You can have an inexpensive build in a small van; you don’t have to have an arsenal of tools. Or knowledge of carpentry, electric run and kitchen built. Not having those things won’t make your adventure less enjoyable or worthy–nor will it make you whatever parents feared people in vans were in the 90’s.
Your views are going to alternate between beautiful vistas and a whole lot of parking lots. As with everything in life it isn’t going to be the highlight reel or all gloom. You’re going to see amazing things and gain a sense of freedom and find places and opportunities you might have otherwise missed.
You’re also going to be woken up by the sound of a couple arguing in the car next to you at a rest stop, you’ll look around and wonder how such a small space got that messy, there will be nights where you can’t find a place to park and feel sad and frustrated and god forbid you accidentally spill your pee bucket. But then you’ll see that sunrise over the Walmart parking lot and think “huh, this is oddly kind of wonderful.”
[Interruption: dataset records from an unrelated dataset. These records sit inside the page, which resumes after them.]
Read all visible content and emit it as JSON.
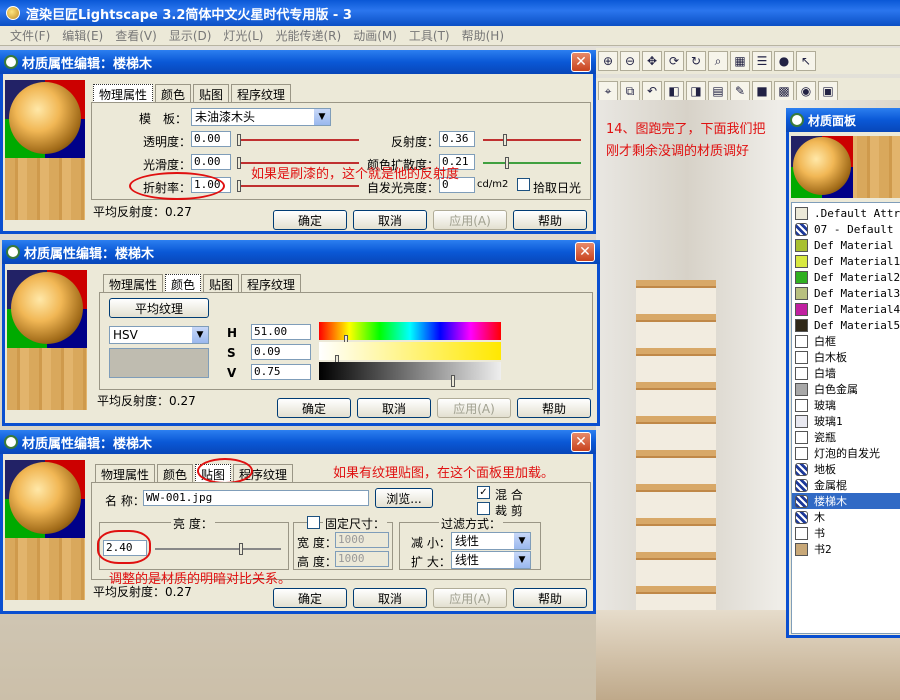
{
  "app": {
    "title": "渲染巨匠Lightscape 3.2简体中文火星时代专用版 - 3",
    "menu": [
      "文件(F)",
      "编辑(E)",
      "查看(V)",
      "显示(D)",
      "灯光(L)",
      "光能传递(R)",
      "动画(M)",
      "工具(T)",
      "帮助(H)"
    ]
  },
  "annotation_right": [
    "14、图跑完了，下面我们把",
    "刚才剩余没调的材质调好"
  ],
  "dialog_common": {
    "title": "材质属性编辑：楼梯木",
    "tabs": [
      "物理属性",
      "颜色",
      "贴图",
      "程序纹理"
    ],
    "avg_reflect": "平均反射度：0.27",
    "ok": "确定",
    "cancel": "取消",
    "apply": "应用(A)",
    "help": "帮助"
  },
  "dlg1": {
    "template_label": "模　板：",
    "template_value": "未油漆木头",
    "transparency_label": "透明度：",
    "transparency": "0.00",
    "smoothness_label": "光滑度：",
    "smoothness": "0.00",
    "refraction_label": "折射率：",
    "refraction": "1.00",
    "reflectance_label": "反射度：",
    "reflectance": "0.36",
    "color_bleed_label": "颜色扩散度：",
    "color_bleed": "0.21",
    "luminance_label": "自发光亮度：",
    "luminance": "0",
    "luminance_unit": "cd/m2",
    "pick_daylight": "拾取日光",
    "annotation": "如果是刷漆的，这个就是他的反射度"
  },
  "dlg2": {
    "avg_texture_btn": "平均纹理",
    "colorspace": "HSV",
    "h_label": "H",
    "h": "51.00",
    "h_fraction": 0.14,
    "s_label": "S",
    "s": "0.09",
    "s_fraction": 0.09,
    "v_label": "V",
    "v": "0.75",
    "v_fraction": 0.75,
    "swatch_color": "#bfbcb0"
  },
  "dlg3": {
    "name_label": "名 称：",
    "name_value": "WW-001.jpg",
    "browse": "浏览...",
    "blend": "混 合",
    "crop": "裁 剪",
    "brightness_group": "亮 度：",
    "brightness": "2.40",
    "fixed_size": "固定尺寸：",
    "width_label": "宽 度：",
    "width": "1000",
    "height_label": "高 度：",
    "height": "1000",
    "filter_group": "过滤方式：",
    "min_label": "减 小：",
    "min_value": "线性",
    "mag_label": "扩 大：",
    "mag_value": "线性",
    "annotation1": "如果有纹理贴图，在这个面板里加载。",
    "annotation2": "调整的是材质的明暗对比关系。"
  },
  "materials_panel": {
    "title": "材质面板",
    "items": [
      {
        "name": ".Default Attr",
        "color": "#ece9d8",
        "texture": false
      },
      {
        "name": "07 - Default",
        "color": "#ffffff",
        "texture": true
      },
      {
        "name": "Def Material",
        "color": "#a8c030",
        "texture": false
      },
      {
        "name": "Def Material1",
        "color": "#d8e840",
        "texture": false
      },
      {
        "name": "Def Material2",
        "color": "#30b020",
        "texture": false
      },
      {
        "name": "Def Material3",
        "color": "#b8c080",
        "texture": false
      },
      {
        "name": "Def Material4",
        "color": "#c020a0",
        "texture": false
      },
      {
        "name": "Def Material5",
        "color": "#302818",
        "texture": false
      },
      {
        "name": "白框",
        "color": "#ffffff",
        "texture": false
      },
      {
        "name": "白木板",
        "color": "#ffffff",
        "texture": false
      },
      {
        "name": "白墙",
        "color": "#ffffff",
        "texture": false
      },
      {
        "name": "白色金属",
        "color": "#a8a8a8",
        "texture": false
      },
      {
        "name": "玻璃",
        "color": "#ffffff",
        "texture": false
      },
      {
        "name": "玻璃1",
        "color": "#e8e8f0",
        "texture": false
      },
      {
        "name": "瓷瓶",
        "color": "#ffffff",
        "texture": false
      },
      {
        "name": "灯泡的自发光",
        "color": "#ffffff",
        "texture": false
      },
      {
        "name": "地板",
        "color": "#ffffff",
        "texture": true
      },
      {
        "name": "金属棍",
        "color": "#ffffff",
        "texture": true
      },
      {
        "name": "楼梯木",
        "color": "#ffffff",
        "texture": true,
        "selected": true
      },
      {
        "name": "木",
        "color": "#ffffff",
        "texture": true
      },
      {
        "name": "书",
        "color": "#ffffff",
        "texture": false
      },
      {
        "name": "书2",
        "color": "#c8a878",
        "texture": false
      }
    ]
  }
}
The best tools to bring with you are a sense of humor and adventure. And another secret? You don’t have to do it full time. I love that I can drive mine daily at home or I can drive it daily as a home. Even if I’m not in it full time this van has saved me thousands of dollars in hotels just in 2019 alone and probably just as much in therapy bills.
However you do it, full time or part time, in a massive Sprinter or a small Transit or all compact in a little Pruis, there’s a lot of road out there and I hope you get to see some of it.